Reputation: 157
Through one of the posts here, I read that using next() to search and retrieve the first occurrence of an element in the list could be fast. However, I was stunned to see the traditional for-if-break syntax perform better by quite a bit of time. Correct me if I made a mistake in my analysis. Here is a snippet of what I tried:
>>> def compare_2():
... device = 'a'
... l = ['a', 'b', 'c', 'd']
... z = next((device for x in l if x==device), None)
>>> def compare_1():
... device = 'a'
... l = ['a', 'b', 'c', 'd']
... z = None
... for x in l:
... if x == device:
... z = device
... break
>>> import timeit
>>> t = timeit.Timer(setup='from __main__ import compare_2', stmt='compare_2()')
>>> t.timeit()
1.5207240581512451
>>> t = timeit.Timer(setup='from __main__ import compare_1', stmt='compare_1()')
>>> t.timeit()
0.46623396873474121
I thought this could be happening since I was trying to search and retrieve the first element in the list as an example. I also tried with the last element and noticed that next() does not perform any better than it did before.
>>> def compare_2():
... device = 'd'
... l = ['a', 'b', 'c', 'd']
... z = next((device for x in l if x==device), None)
...
>>>
>>> def compare_1():
... device = 'd'
... l = ['a', 'b', 'c', 'd']
... z = None
... for x in l:
... if x == device:
... z = device
... break
...
>>>
>>> t = timeit.Timer(setup='from __main__ import compare_2', stmt='compare_2()')
>>> t.timeit()
1.6903998851776123
>>> t = timeit.Timer(setup='from __main__ import compare_1', stmt='compare_1()')
>>> t.timeit()
0.66585493087768555
Would love to know when to actually use next() and when to not, in terms of optimizing the code. Thanks!
UPDATE:
if device in l
would be definitely faster.
I actually just wanted to prototype a simple case. I encountered this while trying to retrieve an object from a list of objects based on an attribute match. For eg:
obj = next(obj for obj in obj_list if obj.value == 1)
Upvotes: 4
Views: 3507
Reputation: 29033
I wonder if there's something else going on as well. There is some overhead with creating the generator, but I think that putting the condition if x==device
in the generator is forcing it to generate the entire list, and create a new list, before next() can run.
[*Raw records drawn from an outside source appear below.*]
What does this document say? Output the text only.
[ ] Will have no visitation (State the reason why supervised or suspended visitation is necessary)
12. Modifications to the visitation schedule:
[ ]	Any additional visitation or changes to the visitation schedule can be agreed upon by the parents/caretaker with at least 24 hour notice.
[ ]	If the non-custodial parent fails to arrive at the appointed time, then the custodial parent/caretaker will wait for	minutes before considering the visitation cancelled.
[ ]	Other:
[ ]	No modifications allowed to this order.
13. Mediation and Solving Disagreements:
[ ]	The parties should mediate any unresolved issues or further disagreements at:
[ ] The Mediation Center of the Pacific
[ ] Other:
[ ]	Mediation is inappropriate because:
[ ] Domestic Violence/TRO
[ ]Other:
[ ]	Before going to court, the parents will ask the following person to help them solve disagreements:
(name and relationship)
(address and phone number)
See this example comparing a list comprehension which forces the creation of a new list, and a generator which is lazy and doesn't force it:
>>> from timeit import Timer
>>> # List comprehension forces a new list to be created in memory
>>> def f1():
... q = [x for x in xrange(1000)]
... r = q[1]
... return r
...
>>> # Generator comprehension does 'lazy' iteration, only when needed
>>> def f2():
... q = (x for x in xrange(1000))
... r = next(q)
... return r
...
>>> Timer(f1).timeit()
47.420308774268435
>>> Timer(f2).timeit()
1.346566078497844
See the list comprehension is WAY slower, and the generator lazy approach means it only starts iterating when you call next(), takes a value and stops.
Now this example, the only change is that both take the last element with if x = 999
:
>>> # List comprehension still forces creation of a new list
>>> # although the list only ends up with one element
>>> # nb. it's the last element
>>> def f1():
... q = [x for x in xrange(1000) if x == 999]
... r = q[0]
... return r
...
>>> # Generator comprehension is lazy
>>> # nb. it also only returns the last element
>>> def f2():
... q = (x for x in xrange(1000) if x == 999)
... r = next(q)
... return r
...
>>> Timer(f1).timeit()
37.279105355189984
>>> Timer(f2).timeit()
37.46816399778598
See they are now basically the same. The generator has slowed right down. The condition forced it to do the same as the list comprehension, it could not lazily take just the one thing that matched without evaluating the entire list.
So I think in your examples, you are not just seeing the overhead of creating a generator and then calling it as other people are answering, and as my original comment said.
I think that by including the if x==device
condition, you are forcing the generator construct to iterate the entire list, and create a new list object, and fill it with all the results, then create a generator on that new list and then call it to get the result.
So there's a lot more overhead than the for loop iterating over the existing list, it's not because next()
is inherently slow.
Edit: You can see it in the proposal when generator expressions were added to Python: PEP-0289 - Generator Expressions, in the section about Early Binding vs Late Binding
Asked to summarize the reasoning for binding the first expression, Guido offered [5] :
Consider
sum(x for x in foo())
. Now suppose there's a bug in foo() that raises an exception, and a bug in sum() that raises an exception before it starts iterating over its argument. Which exception would you expect to see? I'd be surprised if the one in sum() was raised rather the one in foo(), since the call to foo() is part of the argument to sum(), and I expect arguments to be processed before the function is called.OTOH, in
sum(bar(x) for x in foo())
, where sum() and foo() are bugfree, but bar() raises an exception, we have no choice but to delay the call to bar() until sum() starts iterating -- that's part of the contract of generators. (They do nothing until their next() method is first called.)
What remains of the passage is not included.